Archi Bank

Details

Prior to the release of Archi Bank—the DeFi loan protocol—a bug bounty on the contract code will be carried out.

• Date: September 15 - September 27

• Existing conditions

  • It must be an issue related to the code and not the operation.

• Winnings: 1 million CAT (equivalent to 60 million KRW at the current market price)

  • 400,000 CAT, 2 People: Discovery of a bug that is at the level capable of money theft.

    • It must not be the same problem that can occur in Compound or Inverse Finance— and must be reproducible in the distributed contract.

    • If it is a bug for the same logic as Compound or Inverse Finance, it should be reproducible in Compound or Inverse Finance.

  • 50,000 CAT, 2 People. 20,000 CAT, 5 People.

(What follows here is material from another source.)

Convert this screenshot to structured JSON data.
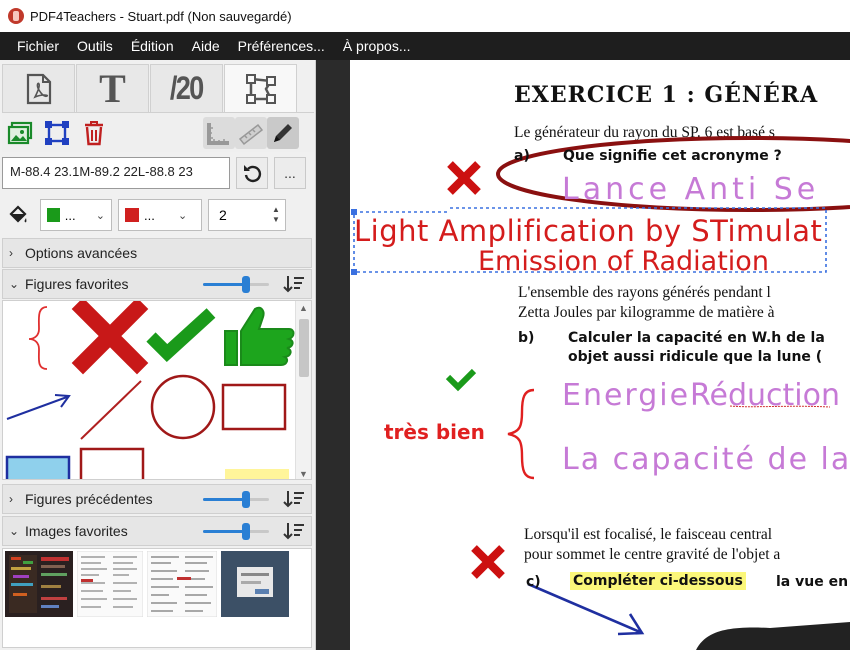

    • Differential payment according to the severity of the bug

• Announcement of Winner(s): September 30

• Communication Channel

  • Cripto Archi Finance Telegram Group

• Advice

  • Compound and Inverse Finance are services that have been in operation for a long time and have not yet been hacked. It may be advantageous to focus on changes to increase your chances of winning a prize in this situation.

• Dealing With Trouble

  • By posting to the community and listening to the public opinions—apply the suggestion of an authoritative expert when there are few community participants.

Contract Code

• The Archi Bank contract code forked the anchor of Inverse Finance—which forked Compound.

  • https://github.com/InverseFinance/anchor

• The following changes were made.

  • Comptroller

    • A method of directly using the final version of Comptroller was used to prevent upgrading.

      • Removed Unitroller Contract

      • Removed the contract from the previous version of Comtroller.

    • Made it possible to avoid direct payment of Governance tokens

      • Removed codes related to COMP and INV

      • Removed contracts related to Governance

    • Removed the verify function with no rendering

    • Changed return error code to require, proposedly caused the contract to fail

  • CToken

    • Erc20 tokens only used CErc20Immutable contract

      • Removed contracts related to other Erc20

  • JumpRateModelV2

    • Only used JumpRateModelV2 for the interest model, removed other interest model contracts

  • Archi Swap Oracle

    • Wrote price feeds and oracles using Archi Swap prices

      • ArchiSwapOracle

        • Keep3rV2Oracle Refer

      • ArchiSwapTokenFeed

        • InvFeed Refer

• The code can be downloaded from the following link.

  • https://github.com/smarteasy/archibank

* The contract addresses that were distributed as tests were deleted since the participants were able to execute the contract function during testing.

Result

Defect severity leading to money theft or bugs that were at the level worthy enough to be awarded for was not found.